Briefly, changing the capacities of the source or the sink edge is internally equivalent to changing the difference between these capacities, and therefore a single function is provided for both.


By the way, note that PyMaxflow already performs broadcasting over the arguments of the grid_* methods so you do not have to do it. I.e., if you want to set all edges to inf or to 0, you could simply write

    g.add_grid_tedges(left_most, np.inf, 0)
    g.add_grid_tedges(right_most, 0, np.inf)

Read the NumPy documentation about broadcasting for more details.

Regarding your second problem, I have not been able to reproduce it as you describe it. This is the graph I get: figure_2

Probably you are building the graph AFTER calling g.maxflow(). In that case, the weights you are plotting are the residuals capacities after the maximum flow computation. In this process, a virtual flow goes from the source node to the sink node filling the edges, and the residual capacity for an edge is the total capacity minus the amount of flow passing through that edge. When an edge is full (the residual capacity is 0), the weight is 0, and it is not included in the NetworkX graph when calling to get_nx_graph.

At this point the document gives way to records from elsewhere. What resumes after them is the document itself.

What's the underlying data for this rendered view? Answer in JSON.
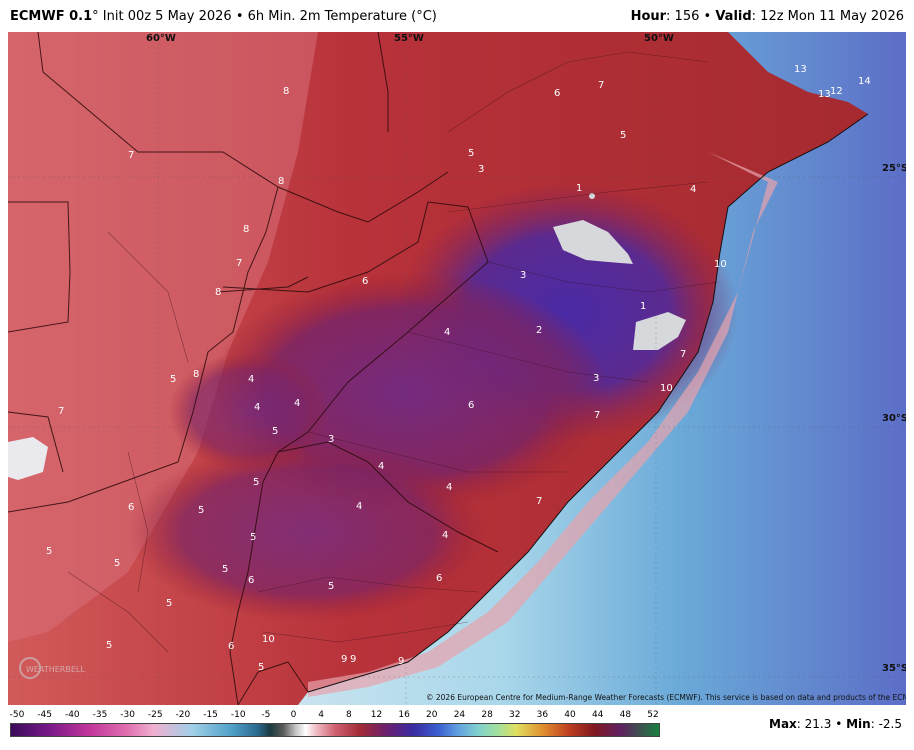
{
  "header": {
    "model": "ECMWF 0.1",
    "init": "° Init 00z 5 May 2026",
    "separator": "•",
    "field": "6h Min. 2m Temperature (°C)",
    "hour_label": "Hour",
    "hour_value": ": 156",
    "valid_label": "Valid",
    "valid_value": ": 12z Mon 11 May 2026"
  },
  "map": {
    "longitudes": [
      "60°W",
      "55°W",
      "50°W"
    ],
    "latitudes": [
      "25°S",
      "30°S",
      "35°S"
    ],
    "copyright": "© 2026 European Centre for Medium-Range Weather Forecasts (ECMWF). This service is based on data and products of the ECMWF.",
    "contour_labels": [
      "8",
      "7",
      "6",
      "7",
      "13",
      "14",
      "13",
      "12",
      "5",
      "3",
      "5",
      "1",
      "4",
      "8",
      "8",
      "8",
      "7",
      "3",
      "6",
      "10",
      "8",
      "1",
      "4",
      "2",
      "7",
      "5",
      "4",
      "3",
      "10",
      "7",
      "4",
      "4",
      "6",
      "7",
      "5",
      "3",
      "5",
      "4",
      "4",
      "4",
      "6",
      "5",
      "7",
      "4",
      "5",
      "5",
      "5",
      "6",
      "5",
      "5",
      "5",
      "6",
      "10",
      "5",
      "6",
      "9",
      "9",
      "9",
      "5"
    ],
    "logo_text": "WEATHERBELL"
  },
  "legend": {
    "ticks": [
      "-50",
      "-45",
      "-40",
      "-35",
      "-30",
      "-25",
      "-20",
      "-15",
      "-10",
      "-5",
      "0",
      "4",
      "8",
      "12",
      "16",
      "20",
      "24",
      "28",
      "32",
      "36",
      "40",
      "44",
      "48",
      "52"
    ]
  },
  "stats": {
    "max_label": "Max",
    "max_value": ": 21.3",
    "sep": "•",
    "min_label": "Min",
    "min_value": ": -2.5"
  }
}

If you call g.get_nx_graph before g.maxflow you should get the graph you expect.

Let me know if this solves your problems!

pmneila commented 10 years ago

Just in case you need it, you can find the code to generate the graph here.

ProGM commented 10 years ago

Oh, this is very very useful! Now everything is pretty clear. You're right, the problem was that I was computing the maxflow before generating the nx_graph. I think you should add some of this informations to your documentation. For example a graph generation with differents weigths in every direction (like the one in your last post).

Moreover you should write something not to compute maxflow before generate the nx_graph... without your help I would never figure out such a thing!

Thank you again :)

pmneila commented 10 years ago

Yes, you are right. I'm aware that the documentation is weak and has to be improved and extended. Unfortunately I do not have much time for that now.

As a quick fix, I have included this example in the examples folder and I have improved the documentation for get_nx_graph.

I will write a decent tutorial that explains all these details (and some others) when I have enough time.

In the meantime, of course, you can ask any question you might have.